The German economy is the dominant economy of the Eurozone and the wider EU and is estimated to be worth approximately $4.2 trillion in 2019 – this is roughly the size of the second and third EU economies (France and the UK) combined. On a global scale, the German economy is the fourth largest in the world behind the USA, China and Japan.
Figures released for Q1 2019 show that the German economy has returned to growth with an expansion of 0.4% over the Q4 2018 figure. The economy experienced a contraction of 0.2% of GDP in the third quarter of last year narrowly avoided a technical recession by stagnating in Q4. If you prefer your data on an annualised basis, the Q1 2019 reading projects an annualised growth figure of 0.7% (year-on-year).

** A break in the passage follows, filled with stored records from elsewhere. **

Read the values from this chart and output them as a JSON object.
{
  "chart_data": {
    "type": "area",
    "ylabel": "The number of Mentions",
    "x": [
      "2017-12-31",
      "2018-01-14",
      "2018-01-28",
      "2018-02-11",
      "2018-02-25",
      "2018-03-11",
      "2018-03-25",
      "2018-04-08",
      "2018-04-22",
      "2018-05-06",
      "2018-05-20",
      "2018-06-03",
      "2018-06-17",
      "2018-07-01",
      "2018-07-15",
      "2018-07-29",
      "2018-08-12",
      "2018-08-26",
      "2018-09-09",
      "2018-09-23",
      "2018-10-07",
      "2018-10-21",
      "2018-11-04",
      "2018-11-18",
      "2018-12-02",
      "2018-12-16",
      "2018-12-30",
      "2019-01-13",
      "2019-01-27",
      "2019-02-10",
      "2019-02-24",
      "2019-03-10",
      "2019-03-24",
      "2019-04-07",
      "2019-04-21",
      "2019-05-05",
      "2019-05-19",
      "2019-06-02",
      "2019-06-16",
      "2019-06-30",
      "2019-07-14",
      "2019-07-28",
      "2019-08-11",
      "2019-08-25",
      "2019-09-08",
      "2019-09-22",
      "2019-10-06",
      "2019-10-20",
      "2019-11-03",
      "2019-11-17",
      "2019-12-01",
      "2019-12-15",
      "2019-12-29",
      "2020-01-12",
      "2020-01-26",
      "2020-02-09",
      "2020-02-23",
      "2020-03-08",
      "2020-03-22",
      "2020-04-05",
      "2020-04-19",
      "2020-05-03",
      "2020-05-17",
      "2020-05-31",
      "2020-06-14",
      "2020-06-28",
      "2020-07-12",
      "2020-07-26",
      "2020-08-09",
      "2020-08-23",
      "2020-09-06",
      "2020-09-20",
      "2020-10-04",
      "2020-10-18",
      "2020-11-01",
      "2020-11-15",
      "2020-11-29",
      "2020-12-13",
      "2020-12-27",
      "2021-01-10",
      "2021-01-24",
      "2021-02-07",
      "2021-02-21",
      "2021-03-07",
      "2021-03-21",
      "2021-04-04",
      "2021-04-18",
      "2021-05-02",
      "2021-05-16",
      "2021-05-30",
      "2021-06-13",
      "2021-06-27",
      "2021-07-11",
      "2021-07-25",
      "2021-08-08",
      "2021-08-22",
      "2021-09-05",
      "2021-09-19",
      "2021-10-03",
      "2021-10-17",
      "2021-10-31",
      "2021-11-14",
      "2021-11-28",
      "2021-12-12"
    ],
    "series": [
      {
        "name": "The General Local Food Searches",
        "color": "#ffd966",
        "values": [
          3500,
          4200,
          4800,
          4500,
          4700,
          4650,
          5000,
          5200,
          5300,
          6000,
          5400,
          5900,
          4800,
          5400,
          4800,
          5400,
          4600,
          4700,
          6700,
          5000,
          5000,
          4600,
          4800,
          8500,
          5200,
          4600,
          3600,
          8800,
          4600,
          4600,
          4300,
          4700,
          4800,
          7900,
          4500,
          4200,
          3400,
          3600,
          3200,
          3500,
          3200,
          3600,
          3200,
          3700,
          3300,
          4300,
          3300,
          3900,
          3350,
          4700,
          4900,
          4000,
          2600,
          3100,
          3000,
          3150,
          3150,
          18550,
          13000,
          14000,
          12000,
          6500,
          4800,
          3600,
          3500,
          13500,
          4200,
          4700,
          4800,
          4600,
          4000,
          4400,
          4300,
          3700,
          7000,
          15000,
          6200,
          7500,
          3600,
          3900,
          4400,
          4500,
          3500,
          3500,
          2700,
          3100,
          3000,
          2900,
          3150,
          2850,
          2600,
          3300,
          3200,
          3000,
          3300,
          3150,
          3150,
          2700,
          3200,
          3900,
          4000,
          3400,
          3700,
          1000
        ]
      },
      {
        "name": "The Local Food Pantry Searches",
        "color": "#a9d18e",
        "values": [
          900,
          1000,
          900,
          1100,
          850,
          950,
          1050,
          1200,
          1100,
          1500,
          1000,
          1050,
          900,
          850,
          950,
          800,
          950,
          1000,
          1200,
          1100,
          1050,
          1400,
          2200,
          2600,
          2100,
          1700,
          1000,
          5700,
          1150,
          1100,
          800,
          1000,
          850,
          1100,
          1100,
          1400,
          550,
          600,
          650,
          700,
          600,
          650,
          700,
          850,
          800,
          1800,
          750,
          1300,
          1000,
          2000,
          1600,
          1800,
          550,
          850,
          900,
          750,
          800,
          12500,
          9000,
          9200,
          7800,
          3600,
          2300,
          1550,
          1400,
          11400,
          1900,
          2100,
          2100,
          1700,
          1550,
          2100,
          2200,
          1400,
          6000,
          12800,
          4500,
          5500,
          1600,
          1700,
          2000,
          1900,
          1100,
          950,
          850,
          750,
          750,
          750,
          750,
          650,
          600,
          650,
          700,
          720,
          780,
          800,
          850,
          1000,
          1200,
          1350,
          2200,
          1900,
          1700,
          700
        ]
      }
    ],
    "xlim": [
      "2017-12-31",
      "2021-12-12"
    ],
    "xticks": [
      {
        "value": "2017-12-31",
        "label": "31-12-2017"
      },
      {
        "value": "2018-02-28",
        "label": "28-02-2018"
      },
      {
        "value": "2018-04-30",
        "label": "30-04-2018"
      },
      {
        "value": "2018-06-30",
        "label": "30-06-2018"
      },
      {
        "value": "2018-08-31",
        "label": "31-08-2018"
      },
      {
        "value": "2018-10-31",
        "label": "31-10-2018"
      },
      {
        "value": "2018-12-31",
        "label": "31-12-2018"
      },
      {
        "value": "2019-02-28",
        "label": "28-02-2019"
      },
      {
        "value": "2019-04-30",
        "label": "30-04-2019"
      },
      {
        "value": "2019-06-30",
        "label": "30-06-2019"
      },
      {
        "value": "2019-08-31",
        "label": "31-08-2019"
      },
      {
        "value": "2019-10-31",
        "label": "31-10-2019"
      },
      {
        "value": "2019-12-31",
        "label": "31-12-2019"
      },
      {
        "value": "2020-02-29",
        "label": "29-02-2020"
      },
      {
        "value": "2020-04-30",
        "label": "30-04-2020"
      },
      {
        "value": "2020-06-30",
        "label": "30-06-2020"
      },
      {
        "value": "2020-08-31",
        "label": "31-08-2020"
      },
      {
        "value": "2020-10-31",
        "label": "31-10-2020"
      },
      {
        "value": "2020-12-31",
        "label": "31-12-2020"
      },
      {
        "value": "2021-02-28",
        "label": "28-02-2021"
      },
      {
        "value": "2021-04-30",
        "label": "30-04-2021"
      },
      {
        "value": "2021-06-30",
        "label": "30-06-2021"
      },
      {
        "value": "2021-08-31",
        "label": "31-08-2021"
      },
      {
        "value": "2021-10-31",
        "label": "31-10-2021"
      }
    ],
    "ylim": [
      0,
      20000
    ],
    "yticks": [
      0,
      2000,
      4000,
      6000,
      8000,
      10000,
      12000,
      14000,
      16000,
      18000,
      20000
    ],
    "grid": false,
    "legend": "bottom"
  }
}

The German economic data was credited with a rally in the value of the Euro against other major currencies this week.
Spending by consumers in Germany and activity in the construction sector both picked up, but the government said that the economic outlook was being marred by continuing trade disputes with the USA and notably between the USA and China; both important markets for German exports. The USA is also said to be considering raising tariffs against European car imports, a major export of the German economy.
Commentating on the figures, Peter Altmaier, Germany’s Economy Minister, noted that the figures offered a “first ray of hope” but was cautious about the impact of global trade disputes: “The international trade disputes are still unresolved. We must do everything possible to find acceptable solutions that enable free trade”.
Unemployment in Germany currently stands at 3.2% whilst inflation is running at 2% (April), having spiked up from 1.3% in March on the basis of higher food and energy supply costs.